03 Kasım 2011, Perşembe
saat: 19:55



su berrak.. yürüdüğüm yolları ayna yapar.. yağdıkça yağmur, yolumun çatlakları,lekeleri görünüyor.sanki bu taş,gri zemin bir yanılsama ve üstündeki suyun altında koca bir dünya var.
gri gökyüzünü süsleyen kıvırcık bulutlar yukarı doğru hızla uzuyorlar, kısalıyorlar, daralıyorlar,genişliyorlar.öyle hızlı hareket ediyorlar ki sanki yerden beni de yukarı doğru içlerine çekiyorlar. gökyüzü sonsuzluk, ucu görünmeyen şeffaf bir yol. gökkuşağı griye ne çok yakışıyor. gökkuşağı varsa altında balıklar vardır mutlaka.balıkçı tekneleri törensel bir şekilde süzülüyorlar gökkuşağının altına doğru..grimavi denizin üzerine iğne gibi batan damlalar arasında kuşlar ve şu köşede duran karga. kurnaz karga, yine mi sen? mavi gözlü pamuk nine hikmet in bir batıl inancı var seninle ilgili,kışkışlıyor durmadan seni tellerden, çatılardan, yol kenarlarından, balkondan..uğursuzmuşsun. kap gaganla yerdeki balık leşini ve uç git buradan.
yaşlı bir amca geçiyor yanımdan bir adımı birkaç saniyede ancak atan. arkasında almış ekmek teknesini, çakmak,mendil.. bir sürü ıvır zıvır. ufak..balık tutan oltalı adamlara satılabilecek küçük nesneler.öyle yavaş ki benim hızım onu duran biri yapıyor sanki. sakinlik. sessizlik. yağmur bile ses çıkarmadan yağıyor. saçlarımı, karmaşık kafamın karmaşık sarmaşıklarını,yağmurla beslenecek olan saçlarımı,kapişonumla örtüyorum şimdilik, öndekiler yapışıyor kırmızı yanaklarıma, rüzgarın arada kendilerini dalgalandırmasına izin veriyorlar.

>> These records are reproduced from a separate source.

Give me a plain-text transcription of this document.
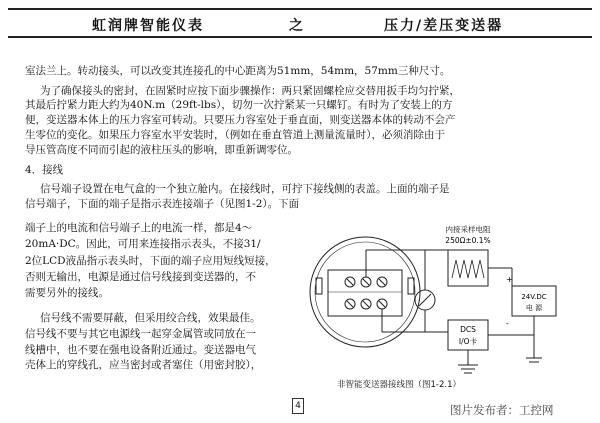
虹润牌智能仪表	之	压力/差压变送器
室法兰上。转动接头，可以改变其连接孔的中心距离为51mm，54mm，57mm三种尺寸。
为了确保接头的密封，在固紧时应按下面步骤操作：两只紧固螺栓应交替用扳手均匀拧紧，
其最后拧紧力距大约为40N.m（29ft-lbs），切勿一次拧紧某一只螺钉。有时为了安装上的方
便，变送器本体上的压力容室可转动。只要压力容室处于垂直面，则变送器本体的转动不会产
生零位的变化。如果压力容室水平安装时，（例如在垂直管道上测量流量时），必须消除由于
导压管高度不同而引起的液柱压头的影响，即重新调零位。
4．接线
信号端子设置在电气盒的一个独立舱内。在接线时，可拧下接线侧的表盖。上面的端子是
信号端子，下面的端子是指示表连接端子（见图1-2）。下面
端子上的电流和信号端子上的电流一样，都是4～
20mA·DC。因此，可用来连接指示表头，不接31/
2位LCD液晶指示表头时，下面的端子应用短线短接，
否则无输出，电源是通过信号线接到变送器的，不
需要另外的接线。
信号线不需要屏蔽，但采用绞合线，效果最佳。
信号线不要与其它电源线一起穿金属管或同放在一
线槽中，也不要在强电设备附近通过。变送器电气
壳体上的穿线孔，应当密封或者塞住（用密封胶），
内接采样电阻
250Ω±0.1%
24V.DC
电 源
DCS
I/O卡
+
-
非智能变送器接线图（图1-2.1）
4	图片发布者：工控网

toprağa ulaşıyorum. yağmur ıslağı toprak kokuyor. içime çekiyorum denizin kokusunu çektiğim gibi. çimene basıyorum, toprağa basıyorum. kuşlar tepede, konuşa şakıya,gidiyorlar bir yerlere. gökyüzünün en sevdikleri yerinde, koca ağaçların çevresinde dört dönüyorlar yine. aynı yerde. hep aynı yerde. gözlerimle selamlıyorum. bir gülüş atıyorum göğe. yağmur herkesi kaçırmış. belki bir iki kapı önüne sıkışan bir iki insan, başka kimse yok. sonrası boş, kocaman bir sahil.. sakinlik. yağmur,deniz,gökkuşağı,balıkçı tekneleri..ıslanıyorum. fenere ulaşıyorum.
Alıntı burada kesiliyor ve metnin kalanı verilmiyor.